How to keep track of worthwhile snippets from discovery writing, which don't work where they were first written?
Sometimes, when I write, I find myself writing down a path that ends up not leading at all where I wanted to go with what I was writing. That's to be expected when discovery-writing.
Depending on the magnitude of the issues, that may be fixable in-place, or it might be more appropriate to simply back off somewhat, delete a chunk of text and start over from an earlier point in what you've written.
For those times when fixing in-place is more trouble than it's worth, but what you've written does contain at least parts that you want to keep because they turned out really well and might be worthwhile to reuse elsewhere, writing on a computer does make it easy to cut and paste the text into a different document file instead of just deleting it outright, to keep for later reuse (either in full, or just some part of it). But how do you find it again?

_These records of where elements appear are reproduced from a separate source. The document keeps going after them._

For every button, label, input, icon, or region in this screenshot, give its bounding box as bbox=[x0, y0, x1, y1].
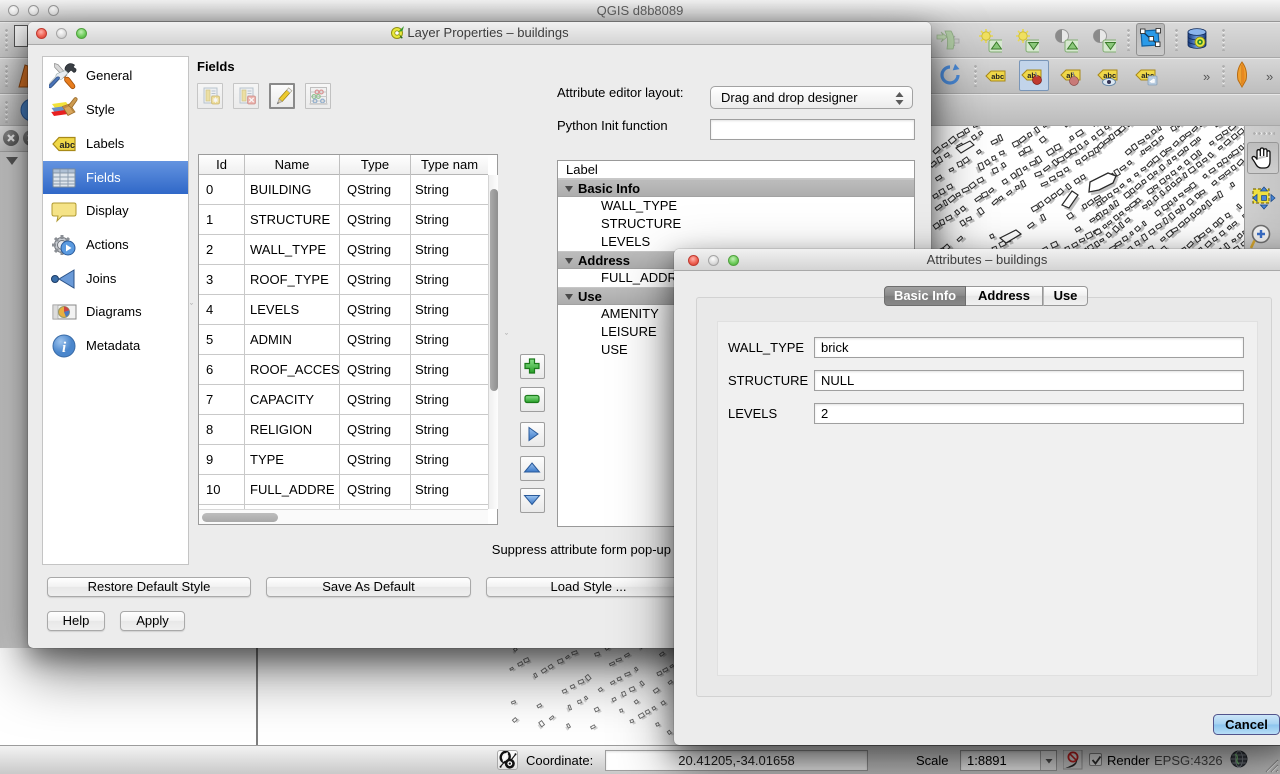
svg-text:abc: abc bbox=[60, 140, 76, 150]
svg-text:abc: abc bbox=[991, 72, 1004, 81]
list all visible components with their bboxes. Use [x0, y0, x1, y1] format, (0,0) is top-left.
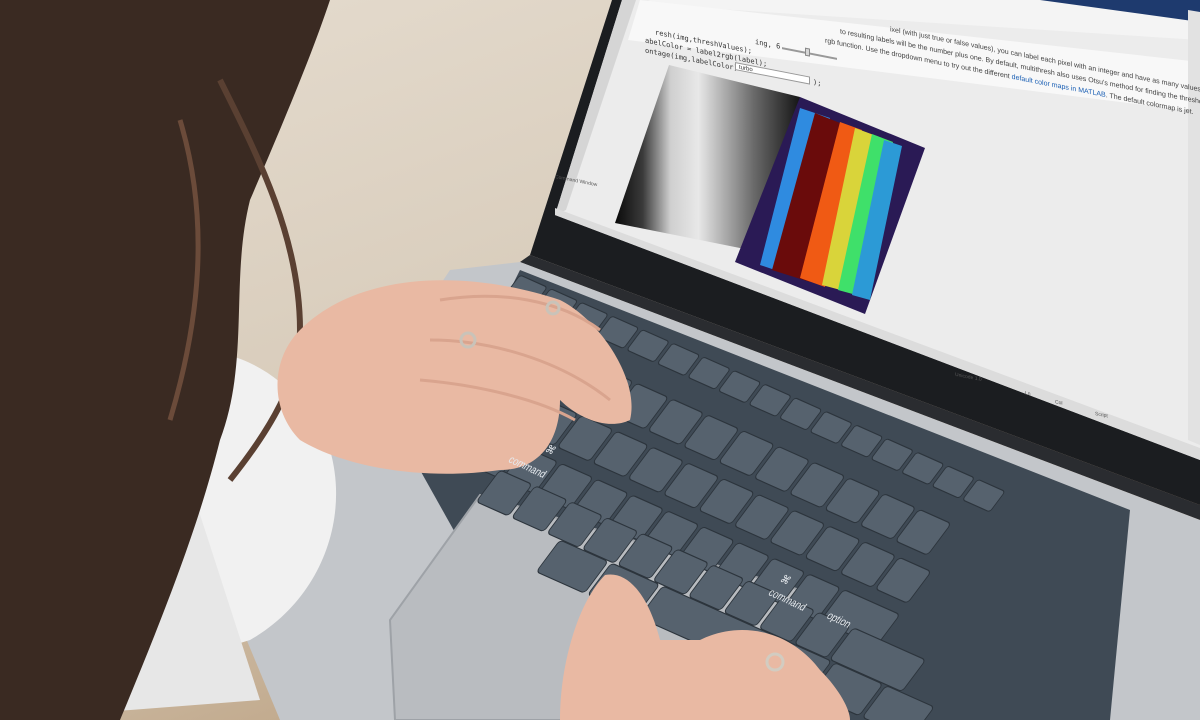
status-command-window: Command Window — [555, 174, 598, 189]
code-line: ing, 6 — [755, 37, 781, 51]
colormap-dropdown[interactable]: turbo — [735, 62, 810, 85]
slider-handle[interactable] — [805, 47, 810, 57]
status-item: Unicode 1.0 — [955, 371, 982, 383]
status-item: Script — [1095, 410, 1108, 420]
status-item: Col — [1055, 399, 1063, 407]
code-suffix: ); — [813, 78, 822, 88]
status-item: Ln — [1025, 390, 1031, 398]
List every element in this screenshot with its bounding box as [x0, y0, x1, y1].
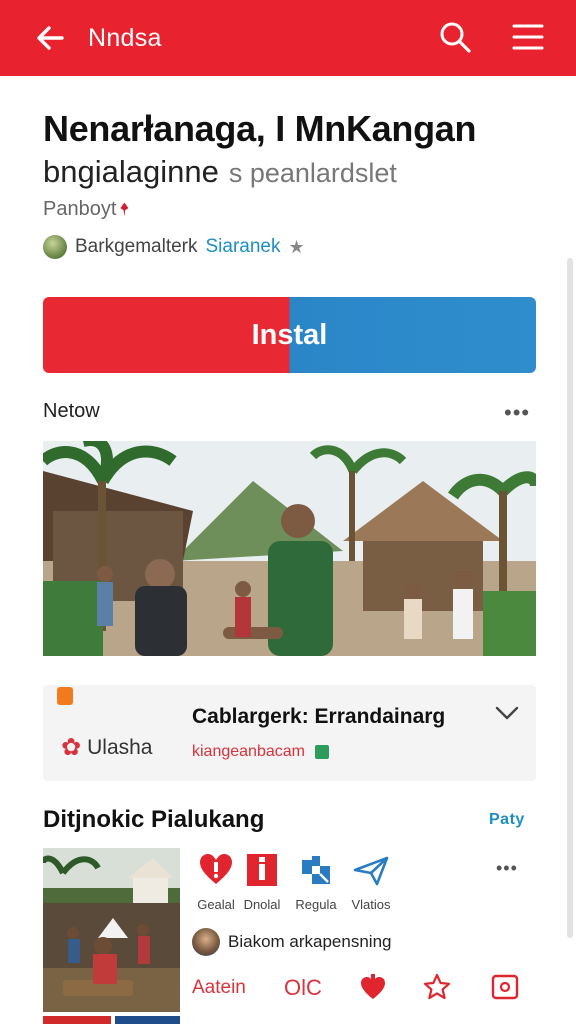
- post-thumbnail[interactable]: [43, 848, 180, 1012]
- download-heart-icon[interactable]: [358, 972, 388, 1002]
- rating-tag[interactable]: Siaranek: [206, 236, 281, 258]
- admin-label[interactable]: Aatein: [192, 977, 246, 999]
- card-title: Cablargerk: Errandainarg: [192, 705, 446, 728]
- chevron-down-icon[interactable]: [495, 705, 519, 721]
- action-rules[interactable]: Regula: [292, 852, 340, 912]
- more-options-icon[interactable]: •••: [504, 400, 530, 426]
- puzzle-icon: [302, 856, 330, 884]
- rating-label: Barkgemalterk: [75, 236, 198, 257]
- verified-icon: [314, 745, 329, 759]
- market-scene-image: [43, 848, 180, 1012]
- app-screenshot[interactable]: [43, 441, 536, 656]
- app-subtitle: bngialaginne s peanlardslet: [43, 154, 397, 190]
- card-brand-label: Ulasha: [87, 735, 153, 759]
- village-scene-image: [43, 441, 536, 656]
- hamburger-menu-icon[interactable]: [512, 22, 544, 52]
- section-link[interactable]: Paty: [489, 811, 525, 829]
- install-button[interactable]: Instal: [43, 297, 536, 373]
- info-card[interactable]: ✿ Ulasha Cablargerk: Errandainarg kiange…: [43, 685, 536, 781]
- rating-row: Barkgemalterk Siaranek ★: [43, 234, 305, 260]
- info-box-icon: [247, 854, 277, 886]
- developer-name: Panboyt: [43, 198, 117, 220]
- developer-link[interactable]: Panboyt: [43, 198, 129, 221]
- card-subtitle: kiangeanbacam: [192, 743, 329, 761]
- action-like[interactable]: Gealal: [192, 852, 240, 912]
- reviewer-avatar: [192, 928, 220, 956]
- star-outline-icon[interactable]: [422, 972, 452, 1002]
- action-share-label: Vlatios: [351, 897, 391, 912]
- subtitle-main: bngialaginne: [43, 154, 219, 189]
- star-icon: ★: [288, 236, 305, 257]
- developer-avatar: [43, 235, 67, 259]
- action-info-label: Dnolal: [243, 897, 281, 912]
- review-text: Biakom arkapensning: [228, 932, 392, 951]
- app-bar: Nndsa: [0, 0, 576, 76]
- review-row[interactable]: Biakom arkapensning: [192, 928, 391, 956]
- engagement-row: Aatein OlC: [192, 972, 532, 1006]
- heart-icon: [200, 854, 232, 884]
- search-icon[interactable]: [438, 20, 472, 54]
- post-actions: Gealal Dnolal Regula Vlatios •••: [192, 852, 532, 912]
- next-thumbnail-right[interactable]: [115, 1016, 180, 1024]
- arrow-back-icon[interactable]: [34, 22, 66, 54]
- developer-badge-icon: [120, 202, 129, 217]
- action-info[interactable]: Dnolal: [238, 852, 286, 912]
- count-label: OlC: [284, 975, 322, 1000]
- subtitle-secondary: s peanlardslet: [228, 158, 397, 188]
- action-like-label: Gealal: [197, 897, 235, 912]
- next-thumbnail-left[interactable]: [43, 1016, 111, 1024]
- scrollbar[interactable]: [567, 258, 573, 938]
- app-title: Nenarłanaga, I MnKangan: [43, 108, 477, 149]
- app-bar-title: Nndsa: [88, 24, 162, 52]
- more-options-icon[interactable]: •••: [496, 858, 518, 879]
- card-brand: ✿ Ulasha: [61, 733, 152, 762]
- notification-icon: [57, 687, 73, 705]
- paper-plane-icon: [353, 856, 389, 886]
- action-rules-label: Regula: [295, 897, 337, 912]
- flower-icon: ✿: [61, 734, 82, 761]
- screenshots-section-title: Netow: [43, 400, 100, 422]
- card-subtitle-text: kiangeanbacam: [192, 743, 305, 760]
- play-box-icon[interactable]: [490, 972, 520, 1002]
- action-share[interactable]: Vlatios: [347, 852, 395, 912]
- section-title: Ditjnokic Pialukang: [43, 806, 265, 833]
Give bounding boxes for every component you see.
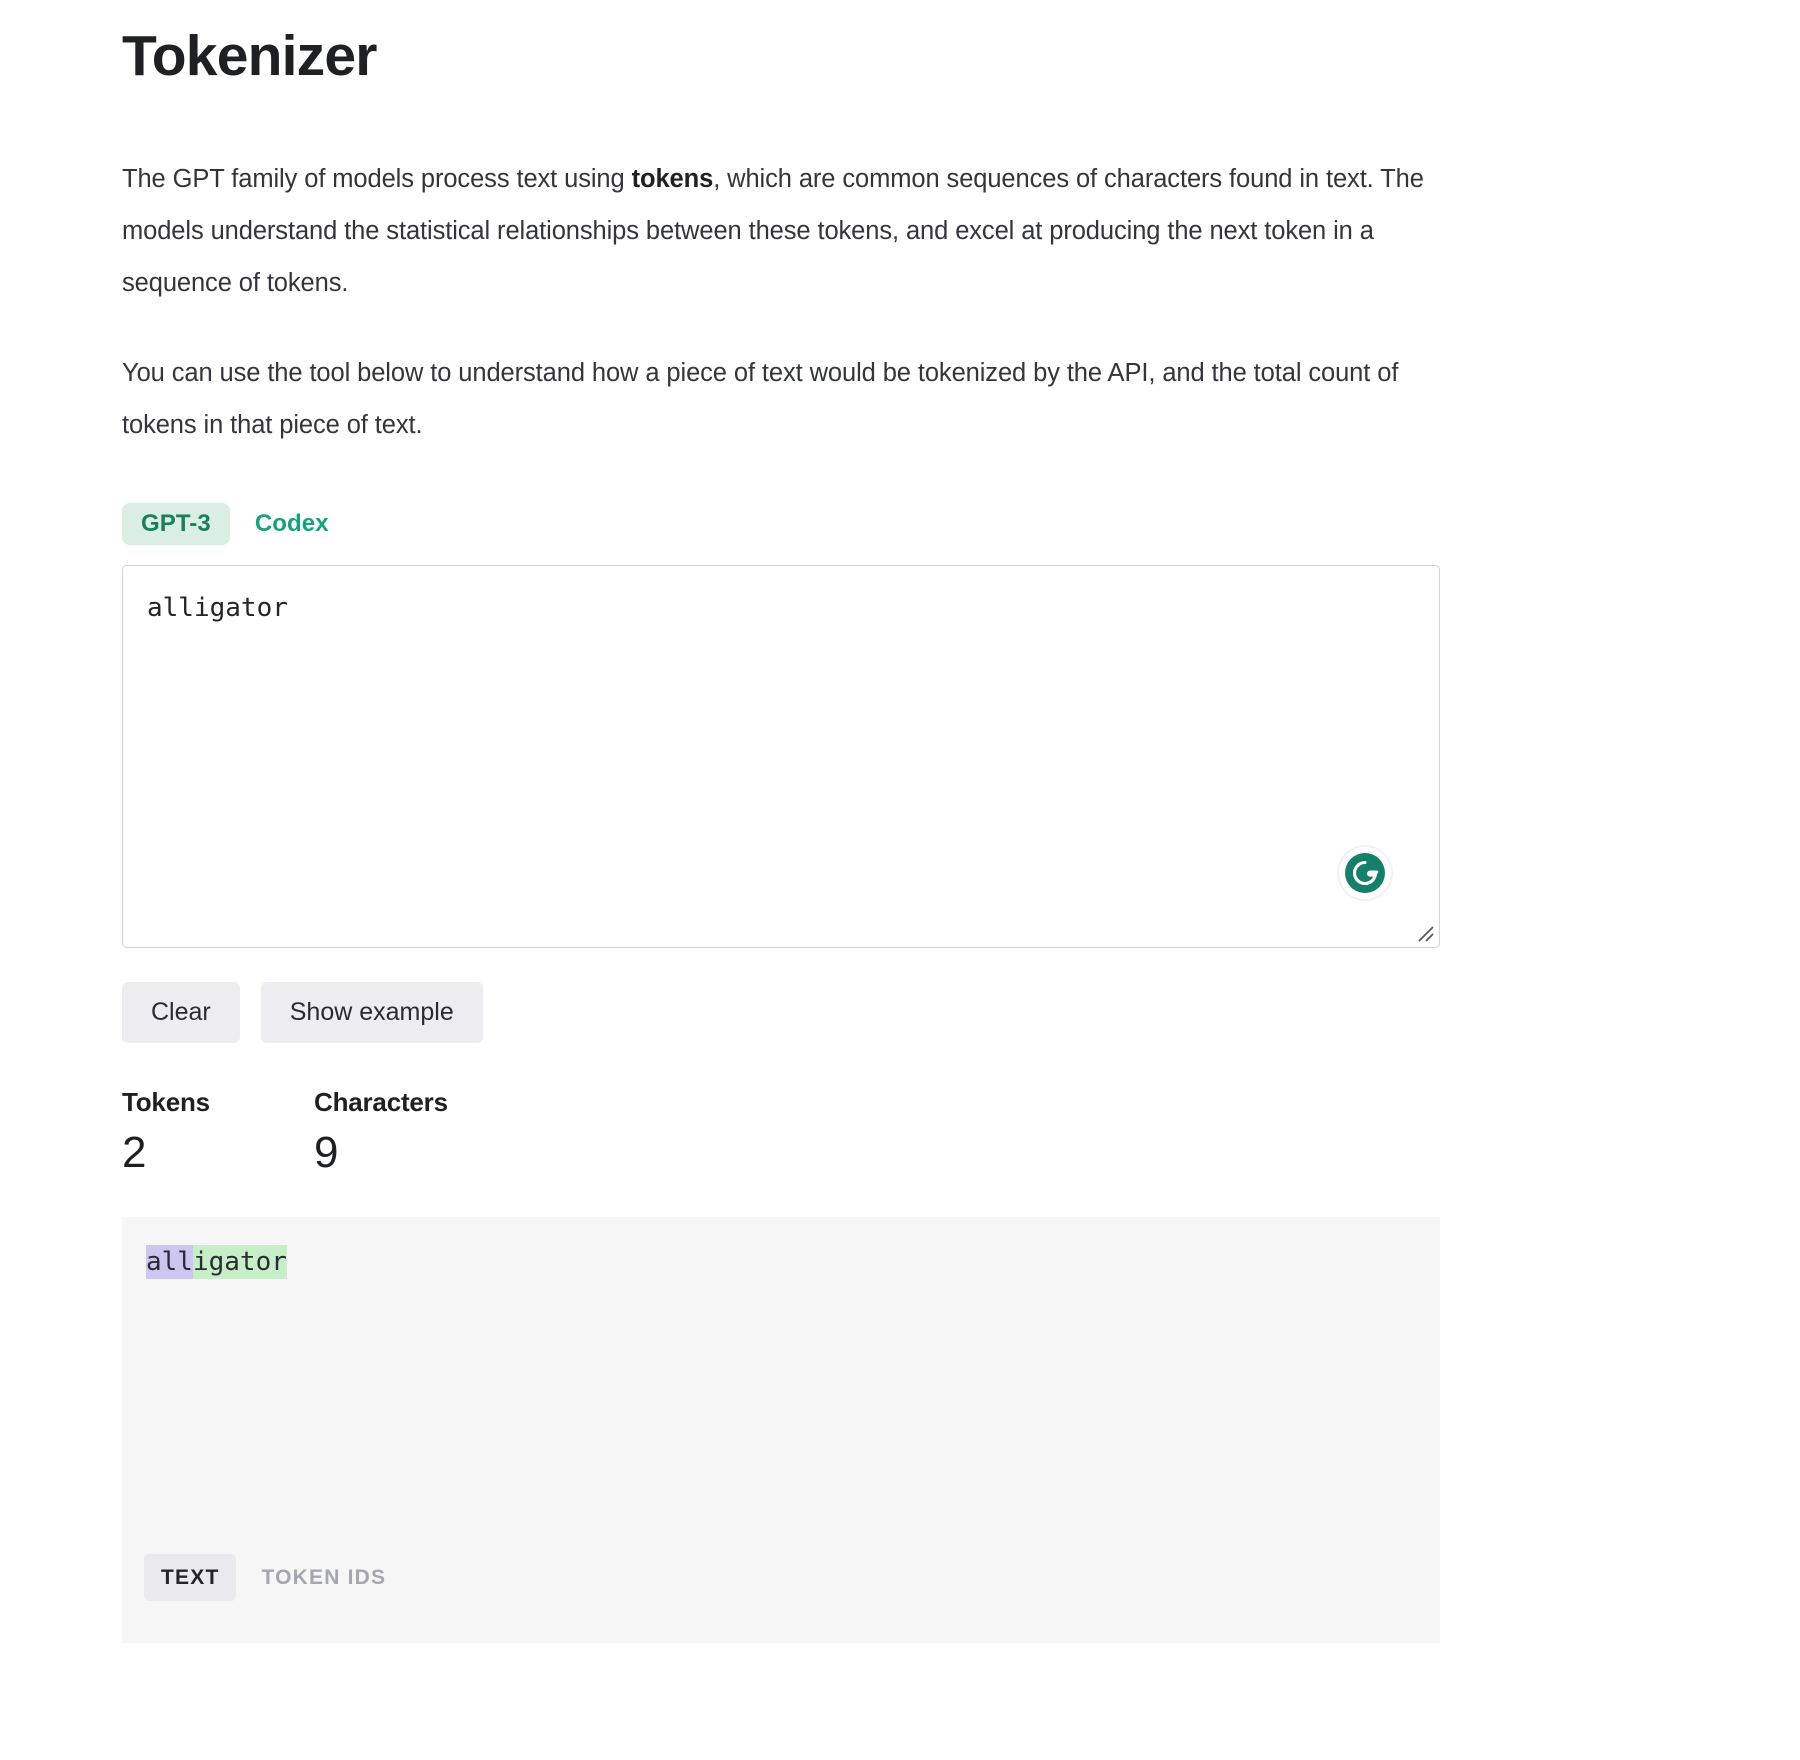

What are some good techniques to keep track of those snippets?
1 answer
Stick them in a file called Snippets. This has one function and one function only: to make it easier to excise all the stuff that does not belong in your story. Tell yourself that this is good stuff and one day you will go and find a way to use it in something else. You won't, but that's okay. The point is simply to ease the pain of removing it from the story that it does not belong to. It does not matter what you do, it only matters that you do something so that your story just has the scenes that belong to it, not the irrelevant scenes that you fell in love with.
Here's the truth of it. You learned to write good prose. Its easy once you learn, and you can churn it out about as fast as you can type. You learned to write good scenes. That takes a little longer, but once you learn you can turn out a good scene on demand. The hard thing is constructing long form stories. That will be the study of a lifetime. Sacrifice everything to that.
In your next story, if you need a good scene, you will write one. You are good at that now. No need to go looking back in your snippets file and hoping you will find something useful. You don't need to. You are good at writing scenes now and you will write a brand new scene that is just the scene this new story needs.
If you end up writing some good scenes in this new book that don't turn out to work for the story, by all means add then to the snippet file. That is what it is for. You will never use them again. It doesn't matter. All that matters is to get them out of the story that they don't belong to.